When the Church began, a small handful of people with no resources but the Gospel story and the grace of God were able to change the world forever. The surrounding culture was extremely hostile; they thought following someone who had been crucified was the dumbest thing they had ever heard, and they held to highly decadent values. Nonetheless, the mightiest empire that the world had ever seen was helpless to stop the Church from growing. We have all the resources that the early Church had and more.
When most Catholics are taught the faith, we not been taught to be evangelists. We have been prepared to be customers in the Church. Even in the seminary, we were not really taught how to spread the faith to others, but rather how to deal with people who already believed. Much of the way we are taught to talk about the faith only makes sense to those who already accept its basic premises. Furthermore, many, many Catholics stop learning about the faith after twelfth, eighth or even second grade, so they never learn the faith on an adult level. But, they keep learning in other areas, so that faith falls behind.
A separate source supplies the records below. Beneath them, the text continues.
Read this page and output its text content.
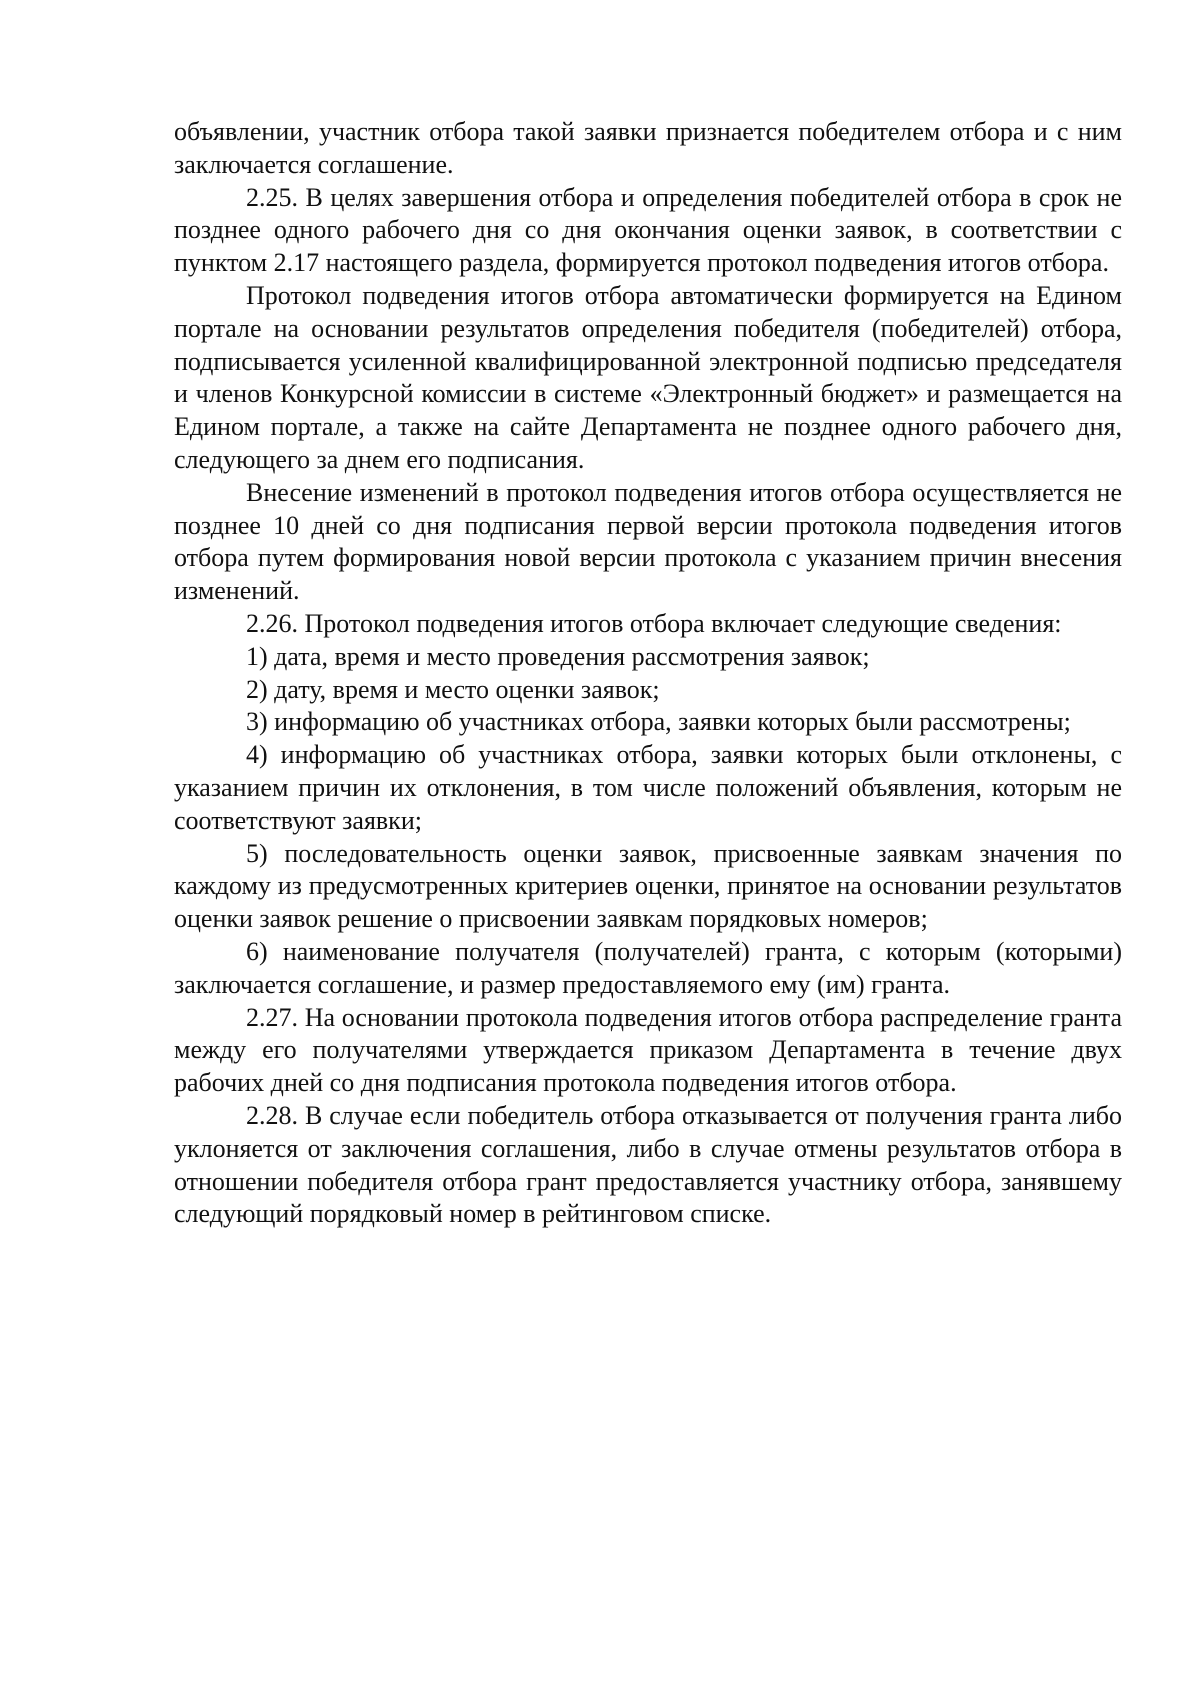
объявлении, участник отбора такой заявки признается победителем отбора и с ним заключается соглашение.

2.25. В целях завершения отбора и определения победителей отбора в срок не позднее одного рабочего дня со дня окончания оценки заявок, в соответствии с пунктом 2.17 настоящего раздела, формируется протокол подведения итогов отбора.

Протокол подведения итогов отбора автоматически формируется на Едином портале на основании результатов определения победителя (победителей) отбора, подписывается усиленной квалифицированной электронной подписью председателя и членов Конкурсной комиссии в системе «Электронный бюджет» и размещается на Едином портале, а также на сайте Департамента не позднее одного рабочего дня, следующего за днем его подписания.

Внесение изменений в протокол подведения итогов отбора осуществляется не позднее 10 дней со дня подписания первой версии протокола подведения итогов отбора путем формирования новой версии протокола с указанием причин внесения изменений.

2.26. Протокол подведения итогов отбора включает следующие сведения:

1) дата, время и место проведения рассмотрения заявок;

2) дату, время и место оценки заявок;

3) информацию об участниках отбора, заявки которых были рассмотрены;

4) информацию об участниках отбора, заявки которых были отклонены, с указанием причин их отклонения, в том числе положений объявления, которым не соответствуют заявки;

5) последовательность оценки заявок, присвоенные заявкам значения по каждому из предусмотренных критериев оценки, принятое на основании результатов оценки заявок решение о присвоении заявкам порядковых номеров;

6) наименование получателя (получателей) гранта, с которым (которыми) заключается соглашение, и размер предоставляемого ему (им) гранта.

2.27. На основании протокола подведения итогов отбора распределение гранта между его получателями утверждается приказом Департамента в течение двух рабочих дней со дня подписания протокола подведения итогов отбора.

2.28. В случае если победитель отбора отказывается от получения гранта либо уклоняется от заключения соглашения, либо в случае отмены результатов отбора в отношении победителя отбора грант предоставляется участнику отбора, занявшему следующий порядковый номер в рейтинговом списке.
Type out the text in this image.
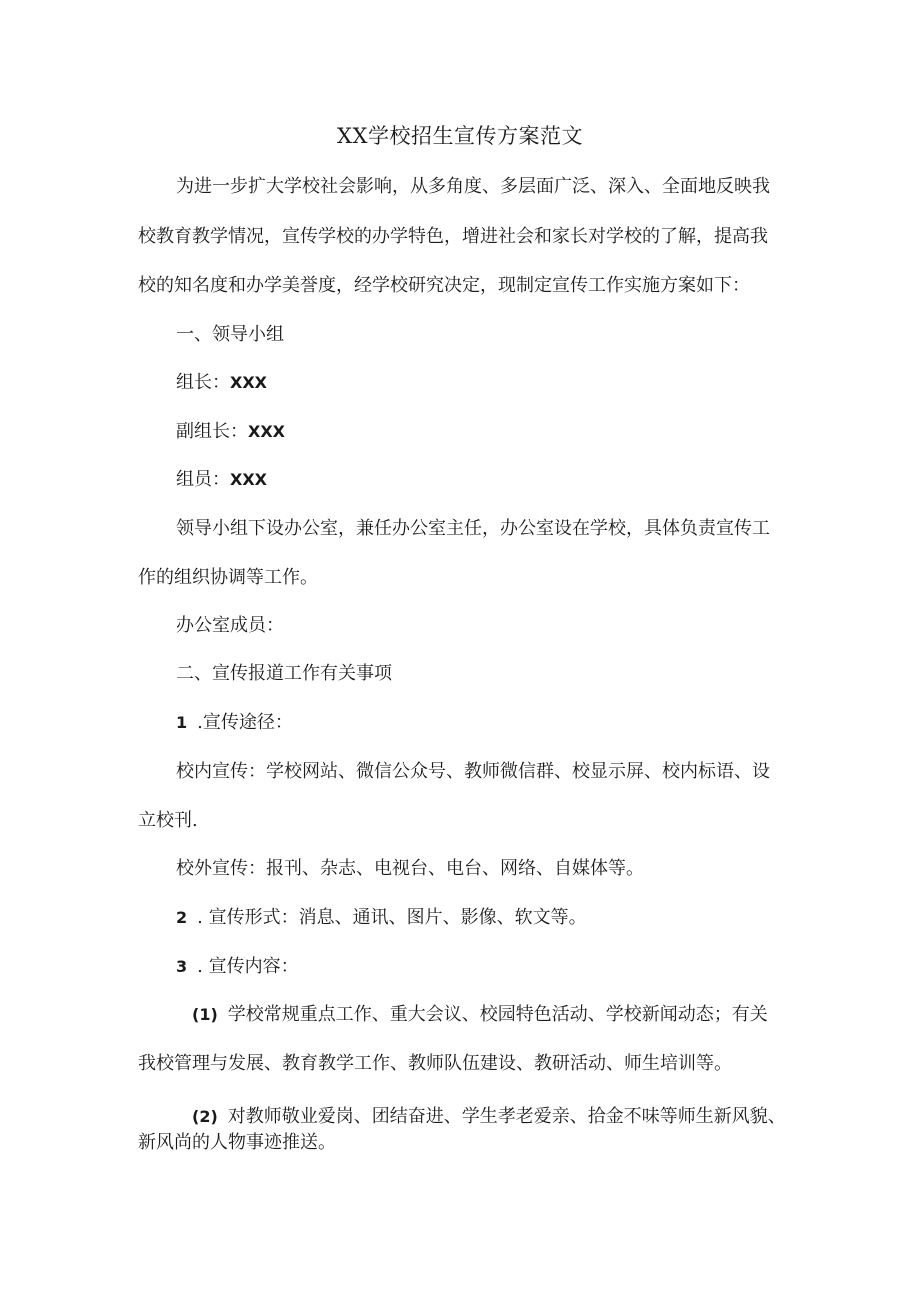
XX学校招生宣传方案范文
为进一步扩大学校社会影响，从多角度、多层面广泛、深入、全面地反映我
校教育教学情况，宣传学校的办学特色，增进社会和家长对学校的了解，提高我
校的知名度和办学美誉度，经学校研究决定，现制定宣传工作实施方案如下：
一、领导小组
组长：XXX
副组长：XXX
组员：XXX
领导小组下设办公室，兼任办公室主任，办公室设在学校，具体负责宣传工
作的组织协调等工作。
办公室成员：
二、宣传报道工作有关事项
1 .宣传途径：
校内宣传：学校网站、微信公众号、教师微信群、校显示屏、校内标语、设
立校刊.
校外宣传：报刊、杂志、电视台、电台、网络、自媒体等。
2 . 宣传形式：消息、通讯、图片、影像、软文等。
3 . 宣传内容：
(1) 学校常规重点工作、重大会议、校园特色活动、学校新闻动态；有关
我校管理与发展、教育教学工作、教师队伍建设、教研活动、师生培训等。
(2) 对教师敬业爱岗、团结奋进、学生孝老爱亲、拾金不味等师生新风貌、
新风尚的人物事迹推送。
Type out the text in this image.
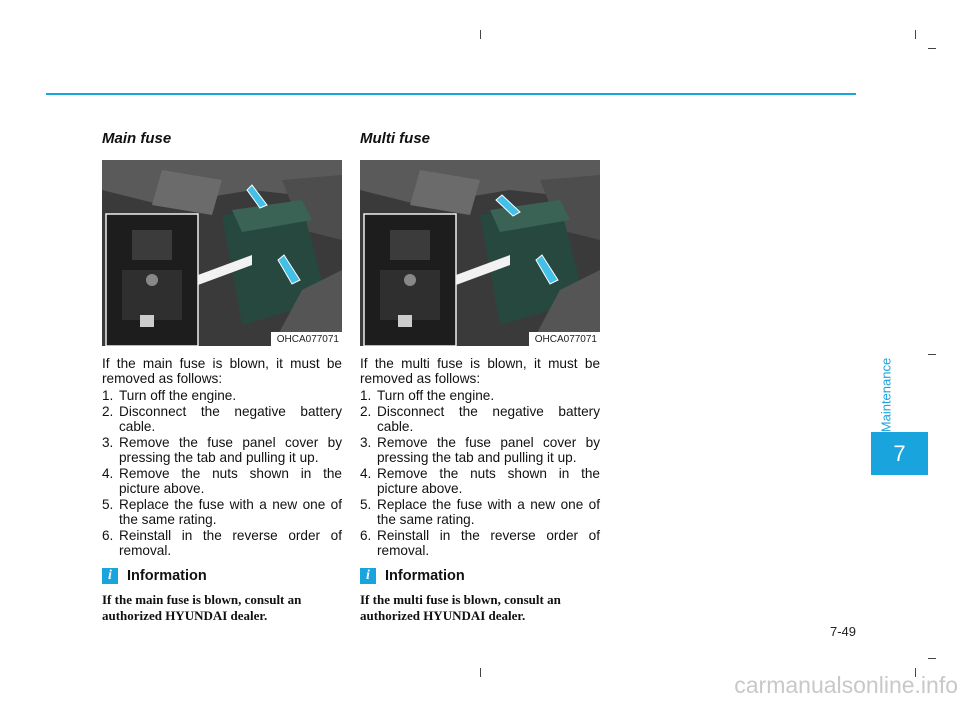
Main fuse
OHCA077071

If the main fuse is blown, it must be removed as follows:

1. Turn off the engine.
2. Disconnect the negative battery cable.
3. Remove the fuse panel cover by pressing the tab and pulling it up.
4. Remove the nuts shown in the picture above.
5. Replace the fuse with a new one of the same rating.
6. Reinstall in the reverse order of removal.
i	Information
If the main fuse is blown, consult an authorized HYUNDAI dealer.
Multi fuse
OHCA077071

If the multi fuse is blown, it must be removed as follows:

1. Turn off the engine.
2. Disconnect the negative battery cable.
3. Remove the fuse panel cover by pressing the tab and pulling it up.
4. Remove the nuts shown in the picture above.
5. Replace the fuse with a new one of the same rating.
6. Reinstall in the reverse order of removal.
i	Information
If the multi fuse is blown, consult an authorized HYUNDAI dealer.
Maintenance
7
7-49
carmanualsonline.info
We know that Jesus, the Son of God, became man and died on the cross to save us from our sins. Okay, but what does it mean that He is the “Son of God”? What does dying on a cross have to do with saving us from our sins? Why do we need saving? What does it mean to save us? What is “sin” anyway and why does it matter? When if we can’t explain that in language that they can understand, it is not going to make sense to them. We are so used to our religious language, we have not learned to talk about this stuff without it.
Many people were raised Catholic and have left because they think it doesn’t make a lot of sense, or doesn’t make a lot of difference. I’ve talked to a lot of them, and if I understood Catholicism the way they did, I wouldn’t be Catholic either. I wouldn’t be Christian at all. They can have some strange ideas, and say terrible things about the faith (like, “so you believe that God put us here to guess the right religion, and if we guess wrong he will burn us in fire forever and ever, but he loves us.”). Whatever they were taught growing up, this is what they absorbed. It is futile to get mad at them for saying such things. We need to focus our energy on getting the faith out more effectively.
We have work to do. We need to understand our faith story better, and we need to learn to express it in ways that the world can find compelling. If what we claim to believe is true, the Gospel of Jesus Christ is the most powerful transformative force in the universe. We just need the will and the skill to do it, and the world can be transformed. Our weapons are the Word of Truth and loving action. God wants us to succeed.